Dal primo settembre per frequentare le università italiane, sostenere gli esami e seguire le lezioni si deve essere in possesso del cosiddetto “green pass”. Tale requisito deve essere valido per docenti, personale tecnico, amministrativo e bibliotecario e studenti e ciò estende, di fatto, l’obbligo di vaccinazione in forma surrettizia per accedere anche ai diritti fondamentali allo studio e al lavoro, senza che vi sia la piena assunzione di responsabilità da parte del decisore politico. Molti tra noi hanno liberamente scelto di sottoporsi alla vaccinazione anti-Covid-19, convinti della sua sicurezza ed efficacia. Tutti noi, però, reputiamo ingiusta e illegittima la discriminazione introdotta ai danni di una minoranza, in quanto in contrasto con i dettami della Costituzione (art. 32: “Nessuno può essere obbligato a un determinato trattamento sanitario se non per disposizione di legge. La legge non può in nessun caso violare i limiti imposti dal rispetto della persona umana”) e con quanto stabilito dal Regolamento UE 953/2021, che chiarisce che “è necessario evitare la discriminazione diretta o indiretta di persone che non sono state vaccinate” per diversi motivi o “che hanno scelto di non essere vaccinate”.
Nello specifico della realtà universitaria, i docenti sottoscrittori di questo pubblico appello ritengono che si debba preservare la libertà di scelta di tutti e favorire l’inclusione paritaria, in ogni sua forma. Nella situazione attuale, o si subisce il green pass, oppure si viene esclusi dalla possibilità di frequentare le aule universitarie e, nel caso dei docenti, si è sospesi dall’insegnamento: tutto questo viola quei diritti di studio e formazione che sono garantiti dalla Costituzione e rappresenta un pericoloso precedente.

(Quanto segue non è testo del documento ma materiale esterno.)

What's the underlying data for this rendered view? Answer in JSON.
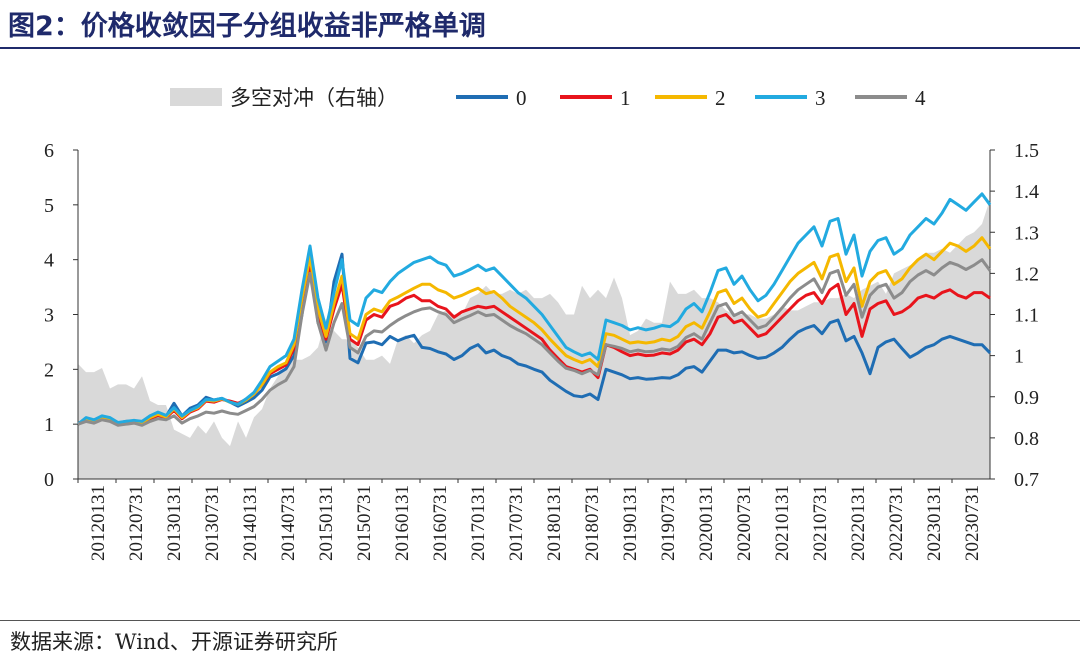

In sostanza, la “tessera verde” suddivide infatti la società italiana in cittadini di serie A, che continuano a godere dei propri diritti, e cittadini di serie B, che vedono invece compressi quei diritti fondamentali garantiti loro dalla Costituzione (eguaglianza, libertà personale, lavoro, studio, libertà di associazione, libertà di circolazione, libertà di opinione).
Quella del “green pass” è una misura straordinaria, peraltro dai contorni applicativi tutt’altro che chiari, che, come tale, comporta rischi evidenti, soprattutto se dovesse essere prorogata oltre il 31 dicembre, facendo affiorare alla mente altri precedenti storici che mai avremmo voluto ripercorrere.
Auspichiamo che si avvii un serio dibattito politico, nella società e nel mondo accademico tutto (incluse le sue fondamentali componenti amministrativa e studentesca), per evitare ogni penalizzazione di specifiche categorie di persone in base alle loro scelte personali e ai loro convincimenti, per garantire il diritto allo studio e alla ricerca e l’accesso universale, non discriminatorio e privo di oneri aggiuntivi (che sono, di fatto, discriminatori) a servizi universitari. Chiediamo pertanto che venga abolita e rifiutata ogni forma di discriminazione.